Economic expansions simply don’t last forever. The current expansion in the U.S. economy began in 2009 and is currently the fourth longest in history, deRitis said. “We’ve injected the economy now with a lot of stimulants,” he said. “We’ve spent our stimulus this time around. And we can’t count on Congress to get us out of a recession when it does come.”
Based on Moody data, deRitis says that the U.S. economy is likely to slip back into recession in the second quarter of 2020. Moody’s expectation for recession is based on a number of factors including:
- Housing starts remaining low
- Slowing of commercial real estate activity
- Insufficient infrastructure funding. “I view this as a major risk to (U.S.) productivity growth,” deRitis says. “I would have thought when the current administration took office, infrastructure would be a primary focus. There was bi-paritsan support. But the tax cuts took priority.”
- Trade war with Chinese
What’s impacting the construction industry in 2018?
Murray says positives for the industry moving forward are a relatively strong U.S. economy with GDP growth in 2018 expected to be 3 percent.

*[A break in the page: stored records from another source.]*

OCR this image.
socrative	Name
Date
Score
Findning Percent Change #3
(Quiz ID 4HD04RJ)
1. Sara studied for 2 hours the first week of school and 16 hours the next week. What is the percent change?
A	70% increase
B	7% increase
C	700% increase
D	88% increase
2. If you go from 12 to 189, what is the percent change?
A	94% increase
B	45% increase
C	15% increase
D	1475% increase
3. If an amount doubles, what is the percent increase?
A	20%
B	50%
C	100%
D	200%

In addition, bank lending standards have eased slightly and some restrictions, particularly those on midsize banks, found in the Dodd-Frank legislation have been rolled back. Finally, the omnibus federal appropriations bill for fiscal 2018 that passed in March included support for public works.
Murray says the Tax Cut and Jobs Act of 2017 was mostly a mixed bag for construction. While it helped the economy and aided the growth of commercial building, Murray says the bill has the potential to hamper housing growth, particularly single-family housing. “Once people start doing their tax returns there might be quite a shock in terms of deductions of what you used to have that you don’t have anymore,” he says.
The biggest challenges the industry faces, according to Murray, are rising interest rates, rising materials prices, tariff increases introduced by the Trump administration, and the ongoing shortage of skilled laborers.
Dodge Outlook segment-by-segment break down
>> Single Family Housing
Unchanged in dollar terms, alongside a 3-percent drop in housing starts to 815,000. Dodge anticipates a “slight decline in homebuyer demand as the result of higher mortgage rates, diminished affordability, and reduced tax advantages for home ownership as the result of tax reform.”
Murray says affordability issues are dampening demand for housing, adding that high student debt combined with high and growing housing prices is making it difficult to get a down payment together for younger families.
>> Multifamily Housing
Down 6 percent in dollars and 8 percent in units to 465,000 (Dodge basis). “Market fundamentals such as occupancies and rent growth had shown modest erosion prior to 2018, which then paused this year due to the stronger U.S. economy. However, that erosion in market fundamentals is expected to resume in 2019,” according to the report.
>> Commercial Building
Down 3 percent following 2 percent gains in 2017 and 2018, as well as the substantial percentage increases that took place earlier. “While 2018 market fundamentals for offices and warehouses are healthy, next year vacancy rates are expected to rise as the economy slows, slightly dampening construction. Hotel construction will ease back from recent strength, and store construction will experience further weakness.”
>> Institutional Building
Up 3 percent. “Educational facilities should see continued growth in 2019, supported by funding coming from numerous school construction bond measures. Healthcare projects will make a partial rebound after pulling back in 2018. Airport terminal and amusement-related projects are expected to stay close to the elevated levels of construction starts reported in 2017 and 2018.”
>> Manufacturing Plant Construction
Up 2 percent following an 18-percent jump in 2018. “The recent pickup in petrochemical plant projects should continue, and cuts in the corporate tax rate from tax reform should encourage firms to invest more in new plant capacity.”
>> Public Works Construction
Up 4 percent on growth from most project types in this segment. “The omnibus federal appropriations bill passed in March provided greater funding for transportation projects that will carry over into 2019, and environmental-related projects are getting a lift from recently passed legislation.”
>> Electric Utilities/Gas Plants
Down 3 percent. “New generating capacity continues to come on line, dampening capacity utilization rates for power generation.”